Sparks of that characteristic humor, hope, and wisdom dart through Passage like fireflies lighting a journey down a forest path at night. Benaway walks with death in her poems, but she also holds the twin forces of life and desire close, reminding herself and the reader that there is power and beauty in the marginalized body that lives – that her strength goes beyond mere survival. In a poem simply titled “Trans,” she states with quiet conviction:
“nothing is more beautiful
than a woman who knows
exactly what she wants
and what I want
is myself”
Passage is a unique work, that perfect rare combination of memoir, feeling, social commentary, and consummate poetic grace. Benaway plays no tricks, tells no riddles or lies, dispenses with the smoke-and-mirrors conceit so commonly prized in contemporary poetry. She has no need for these things.
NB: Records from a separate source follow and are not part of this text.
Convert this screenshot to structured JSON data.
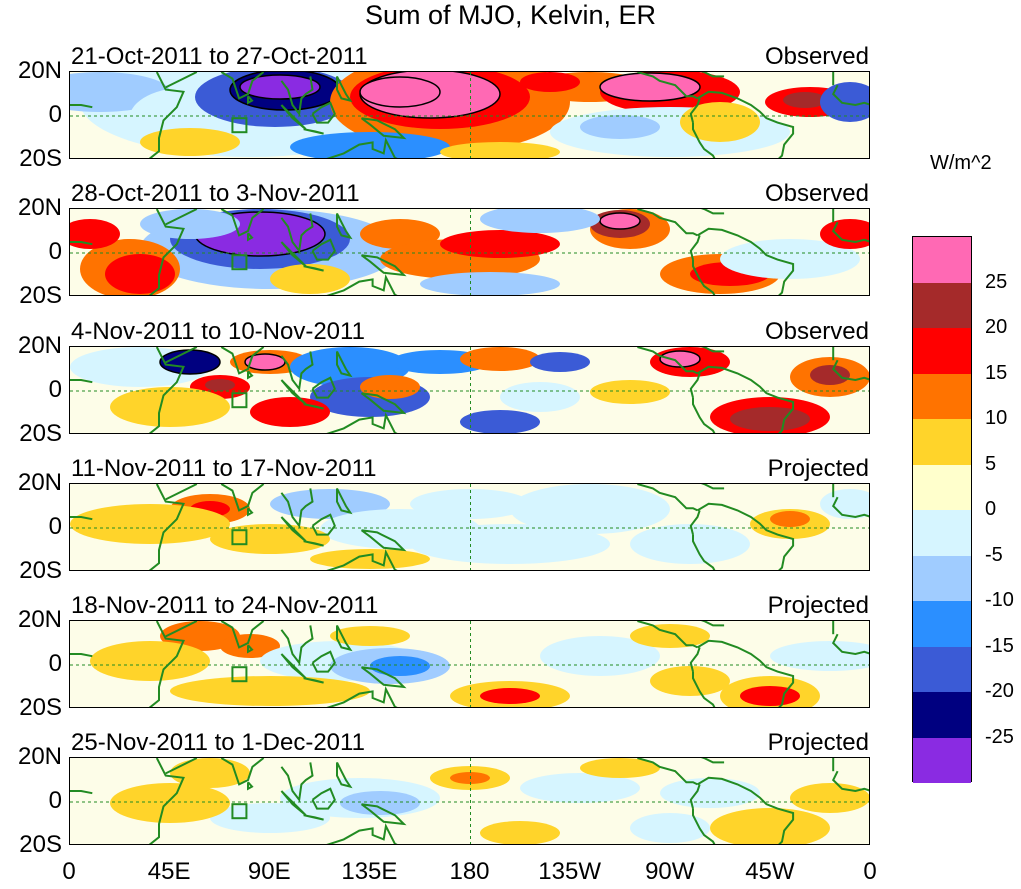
{
  "title": "Sum of MJO, Kelvin, ER",
  "panels": [
    {
      "date_range": "21-Oct-2011 to 27-Oct-2011",
      "type": "Observed"
    },
    {
      "date_range": "28-Oct-2011 to 3-Nov-2011",
      "type": "Observed"
    },
    {
      "date_range": "4-Nov-2011 to 10-Nov-2011",
      "type": "Observed"
    },
    {
      "date_range": "11-Nov-2011 to 17-Nov-2011",
      "type": "Projected"
    },
    {
      "date_range": "18-Nov-2011 to 24-Nov-2011",
      "type": "Projected"
    },
    {
      "date_range": "25-Nov-2011 to 1-Dec-2011",
      "type": "Projected"
    }
  ],
  "y_axis_labels": [
    "20N",
    "0",
    "20S"
  ],
  "x_axis_labels": [
    "0",
    "45E",
    "90E",
    "135E",
    "180",
    "135W",
    "90W",
    "45W",
    "0"
  ],
  "colorbar": {
    "units": "W/m^2",
    "labels": [
      "25",
      "20",
      "15",
      "10",
      "5",
      "0",
      "-5",
      "-10",
      "-15",
      "-20",
      "-25"
    ],
    "colors": [
      "#ff69b4",
      "#a52a2a",
      "#ff0000",
      "#ff7300",
      "#ffd42a",
      "#ffffcc",
      "#d6f5ff",
      "#a0ccff",
      "#2b8fff",
      "#3b5bd6",
      "#000080",
      "#8a2be2"
    ]
  },
  "coast_color": "#228b22"
}
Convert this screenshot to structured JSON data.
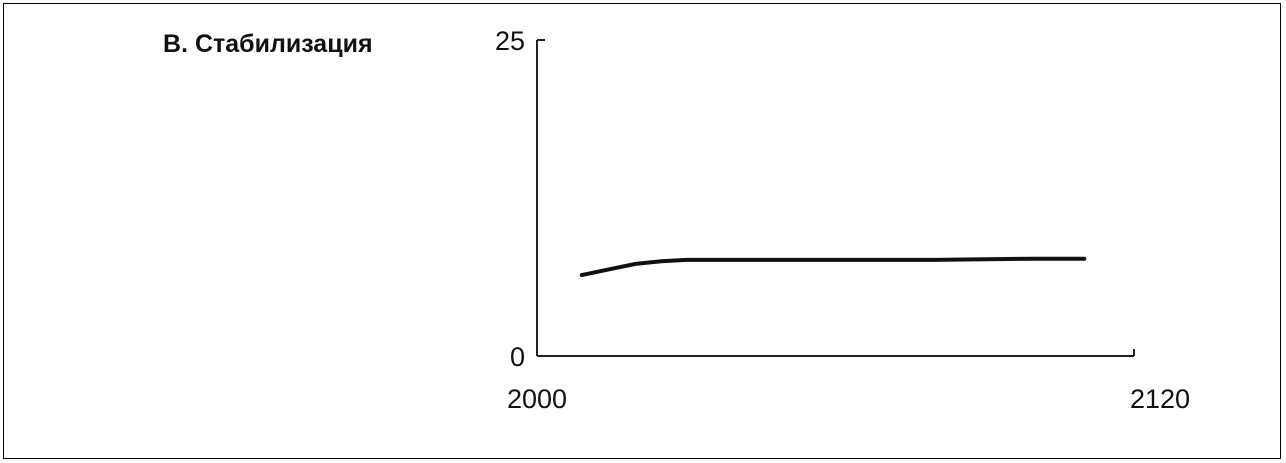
{
  "chart_data": {
    "type": "line",
    "title": "В. Стабилизация",
    "xlabel": "",
    "ylabel": "",
    "xlim": [
      2000,
      2120
    ],
    "ylim": [
      0,
      25
    ],
    "x_tick_labels": [
      "2000",
      "2120"
    ],
    "y_tick_labels": [
      "0",
      "25"
    ],
    "grid": false,
    "series": [
      {
        "color": "#111111",
        "x": [
          2009,
          2015,
          2020,
          2025,
          2030,
          2040,
          2050,
          2060,
          2080,
          2100,
          2110
        ],
        "y": [
          6.4,
          6.9,
          7.3,
          7.5,
          7.6,
          7.6,
          7.6,
          7.6,
          7.6,
          7.7,
          7.7
        ]
      }
    ]
  }
}
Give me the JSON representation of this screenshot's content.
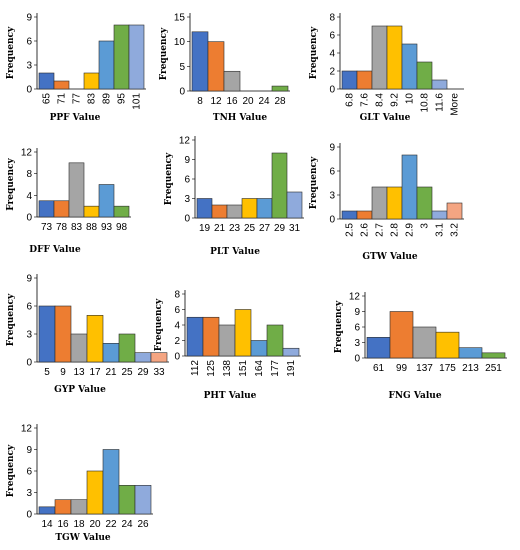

Instead, she reaches deep into the flesh, lays the bones bare: life, death, desire, grief. Passage does what poetry should – it tells the truth.
“Let’s not be silent in the face of our murderers,” Benaway declares. “Name them as oppressors and cover them in the blood of our dead. They will kill us even if we’re polite, grateful, and kind. No matter how we pass, we are a threat to everything they believe. We must shout them down with the fury and love of our hearts.
So create. Write. Paint. Act. Bake. Whatever. Just give life into this world and fuck them, one mouthful at a time.”
Benaway’s words are beautiful, thank you for sharing this.
Beautiful review of what looks like a stunningly beautiful book. Thanks for sharing it with us!